Contacted for comment, Maimane said the DA was “a party of due process”.
“The party’s federal executive decided to suspend Ms Zille pending the outcome of her disciplinary hearing which starts on June 9. We will await that outcome before a decision on any further action is taken,” Maimane said.
He said if the EFF was happy to “fold their arms” and abstain from voting, “then the people of South Africa must know that it was the EFF who handed power back to the corrupt, Gupta-controlled ANC.
“Malema has said things in public that I do not agree with, and that threaten the project of reconciliation in South Africa. Nevertheless, we are working together in the interests of South Africa.”
Former DA leader Tony Leon called on Zille to quit, saying he regarded the events around her as “deeply troubling both for her and the party unless this matter is shut down sooner, not later”.
“This matter and its continuance is a massive distraction from the core business of the DA... I hope Helen will reflect intensely on the enormity of her previous contribution to the party and SA and not let her legacy be defined by this matter. Sometimes in politics you must quit while you are ahead,” he said from London.

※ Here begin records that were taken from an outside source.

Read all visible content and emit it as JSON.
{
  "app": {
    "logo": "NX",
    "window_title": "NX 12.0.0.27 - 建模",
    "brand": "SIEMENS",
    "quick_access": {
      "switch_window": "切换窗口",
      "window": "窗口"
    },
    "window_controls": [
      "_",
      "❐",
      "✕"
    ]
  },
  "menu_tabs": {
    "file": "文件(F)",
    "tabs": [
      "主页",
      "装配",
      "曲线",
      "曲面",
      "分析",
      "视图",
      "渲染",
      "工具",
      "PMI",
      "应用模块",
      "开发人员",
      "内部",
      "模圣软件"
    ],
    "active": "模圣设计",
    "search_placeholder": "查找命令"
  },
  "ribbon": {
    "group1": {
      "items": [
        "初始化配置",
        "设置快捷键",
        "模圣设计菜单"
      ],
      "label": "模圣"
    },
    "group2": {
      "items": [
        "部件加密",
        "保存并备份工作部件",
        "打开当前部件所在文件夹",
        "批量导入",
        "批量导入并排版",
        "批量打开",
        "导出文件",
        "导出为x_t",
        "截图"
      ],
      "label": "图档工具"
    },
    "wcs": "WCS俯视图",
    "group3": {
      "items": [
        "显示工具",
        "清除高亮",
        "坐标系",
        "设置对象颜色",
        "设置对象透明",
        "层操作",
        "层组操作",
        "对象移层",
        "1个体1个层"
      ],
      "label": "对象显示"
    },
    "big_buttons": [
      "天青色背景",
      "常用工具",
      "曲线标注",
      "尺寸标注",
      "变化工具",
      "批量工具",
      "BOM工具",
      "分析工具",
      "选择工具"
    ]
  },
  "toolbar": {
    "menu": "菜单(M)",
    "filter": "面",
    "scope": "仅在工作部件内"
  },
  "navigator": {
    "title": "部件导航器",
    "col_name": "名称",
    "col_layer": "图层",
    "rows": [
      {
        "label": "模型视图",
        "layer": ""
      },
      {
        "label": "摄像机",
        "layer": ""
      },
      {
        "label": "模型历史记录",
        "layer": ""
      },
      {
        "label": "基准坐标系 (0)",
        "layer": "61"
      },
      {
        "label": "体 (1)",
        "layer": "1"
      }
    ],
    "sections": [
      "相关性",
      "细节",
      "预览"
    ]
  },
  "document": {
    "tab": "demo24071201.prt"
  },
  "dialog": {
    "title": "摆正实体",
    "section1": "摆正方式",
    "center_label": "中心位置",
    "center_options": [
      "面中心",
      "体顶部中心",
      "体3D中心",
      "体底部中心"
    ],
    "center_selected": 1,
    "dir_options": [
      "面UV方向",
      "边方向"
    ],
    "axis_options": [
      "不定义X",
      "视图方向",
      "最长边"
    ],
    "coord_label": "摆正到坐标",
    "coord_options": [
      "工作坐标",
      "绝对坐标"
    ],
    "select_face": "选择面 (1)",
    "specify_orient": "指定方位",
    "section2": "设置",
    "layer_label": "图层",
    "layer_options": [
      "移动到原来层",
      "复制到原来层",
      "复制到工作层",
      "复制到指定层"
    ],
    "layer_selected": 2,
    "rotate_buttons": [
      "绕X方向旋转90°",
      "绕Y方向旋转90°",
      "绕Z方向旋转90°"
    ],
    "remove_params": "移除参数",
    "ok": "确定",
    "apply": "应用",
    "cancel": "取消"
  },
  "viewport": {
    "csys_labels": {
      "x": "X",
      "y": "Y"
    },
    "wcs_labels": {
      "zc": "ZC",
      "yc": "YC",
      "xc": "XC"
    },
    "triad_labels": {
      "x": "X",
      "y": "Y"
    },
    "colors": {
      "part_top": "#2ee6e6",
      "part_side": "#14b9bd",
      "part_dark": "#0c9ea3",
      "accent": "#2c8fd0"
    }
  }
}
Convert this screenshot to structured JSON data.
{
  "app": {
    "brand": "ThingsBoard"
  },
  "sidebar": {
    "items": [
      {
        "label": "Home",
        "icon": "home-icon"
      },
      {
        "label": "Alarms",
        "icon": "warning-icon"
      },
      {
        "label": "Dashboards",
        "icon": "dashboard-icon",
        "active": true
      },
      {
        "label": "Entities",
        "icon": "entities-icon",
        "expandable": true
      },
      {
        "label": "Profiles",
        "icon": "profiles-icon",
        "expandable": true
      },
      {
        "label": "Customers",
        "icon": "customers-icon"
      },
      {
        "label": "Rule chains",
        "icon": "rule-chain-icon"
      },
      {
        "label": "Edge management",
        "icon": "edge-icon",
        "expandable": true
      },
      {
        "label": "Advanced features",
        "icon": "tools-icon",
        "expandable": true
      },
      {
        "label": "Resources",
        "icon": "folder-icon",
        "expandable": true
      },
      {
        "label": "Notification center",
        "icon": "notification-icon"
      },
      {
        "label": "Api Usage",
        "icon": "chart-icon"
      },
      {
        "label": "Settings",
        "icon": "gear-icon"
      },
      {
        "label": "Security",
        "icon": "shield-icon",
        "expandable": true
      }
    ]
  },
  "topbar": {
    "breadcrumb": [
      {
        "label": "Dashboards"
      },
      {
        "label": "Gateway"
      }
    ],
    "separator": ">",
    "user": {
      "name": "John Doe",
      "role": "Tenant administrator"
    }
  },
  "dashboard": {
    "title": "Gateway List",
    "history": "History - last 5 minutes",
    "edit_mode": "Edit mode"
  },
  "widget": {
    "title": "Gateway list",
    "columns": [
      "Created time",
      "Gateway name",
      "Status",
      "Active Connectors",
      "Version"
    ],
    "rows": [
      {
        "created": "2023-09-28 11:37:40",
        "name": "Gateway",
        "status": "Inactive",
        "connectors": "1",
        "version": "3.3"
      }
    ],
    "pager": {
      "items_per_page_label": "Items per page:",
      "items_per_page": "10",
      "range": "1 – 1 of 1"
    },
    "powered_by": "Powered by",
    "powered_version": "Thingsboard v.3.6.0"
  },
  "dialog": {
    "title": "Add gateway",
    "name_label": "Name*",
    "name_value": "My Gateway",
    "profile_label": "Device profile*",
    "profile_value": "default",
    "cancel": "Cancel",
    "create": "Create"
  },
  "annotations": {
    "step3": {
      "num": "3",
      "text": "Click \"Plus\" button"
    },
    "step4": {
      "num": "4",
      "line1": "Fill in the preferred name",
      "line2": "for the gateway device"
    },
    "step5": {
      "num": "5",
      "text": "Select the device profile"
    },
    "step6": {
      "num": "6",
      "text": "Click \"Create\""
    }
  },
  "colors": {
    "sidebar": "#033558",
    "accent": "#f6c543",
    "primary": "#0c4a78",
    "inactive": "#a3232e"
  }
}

Zille’s supporters in the executive, however, have said they were hopeful that she would get a fair hearing.
Jacques Small, the DA’s leader in Limpopo, known as a Zille stronghold, said: “We are hopeful that the FLC will have a good outcome that will be fair.
“But if we are not happy with certain aspects of the outcome it can be sent back (to the FLC).”
DA Western Cape acting leader Bonginkosi Madikizela, viewed as a staunch Zille supporter, said he would be “naive” if he said the Zille matter would not have an impact on the party. Repeated attempts to get comment from Zille were fruitless.